LE SIGNE D'UNE FAIBLESSE
Du jamais vu, effectivement. La commission du Sénat n'aura même pas le temps de s'emparer du projet de loi sur le logement. C'est le texte du gouvernement qui sera examiné en séance, et non celui de la commission. Les amendements ne pourront être examinés qu'alors que la discussion générale aura déjà eu lieu. L'opposition est justifiée à dénoncer "une violation caractérisée" de la Constitution. Le signe d'une faiblesse de son ministre délégué chargé des relations avec le Parlement, qui aurait dû alerter le chef du gouvernement des risques que cette précipitation faisait encourir au projet de loi.
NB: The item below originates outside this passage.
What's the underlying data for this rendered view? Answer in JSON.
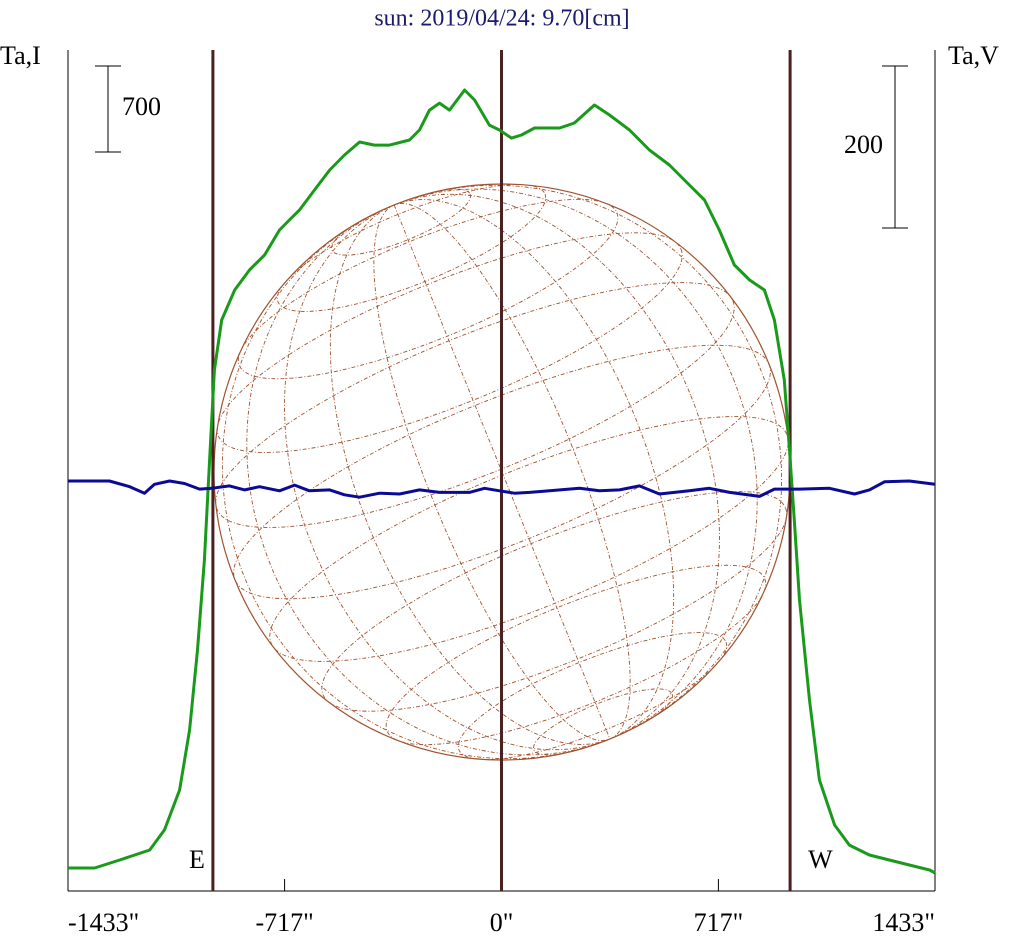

La sanction était quasiment écrite. Au cours de l'instruction au Conseil constitutionnel, le secrétariat général du gouvernement a bien tenté, désespérément, de prétendre qu'aucune entorse à la Constitution susceptible de motiver une censure n'avait été commise. Au fil des réunions, il a dû se rendre à l'évidence : la cause était indéfendable. Depuis une semaine, il avait prévenu le premier ministre que le projet de loi allait tomber sous le coup de la censure.
En faisant cette annonce, mercredi matin à la radio, M. Ayrault a sans doute voulu désamorcer la "bombe politique", banaliser la décision du Conseil constitutionnel. Ce faisant, il se montre peu respectueux du fonctionnement des institutions et de la séparation des pouvoirs. Il pourrait fort bien, à présent, s'attirer les foudres du Conseil constitutionnel, que l'on sait jaloux de ses prérogatives. A une erreur de procédure parlementaire, le chef du gouvernement vient d'ajouter une faute à l'égard des institutions. Cela fait beaucoup pour un début de législature.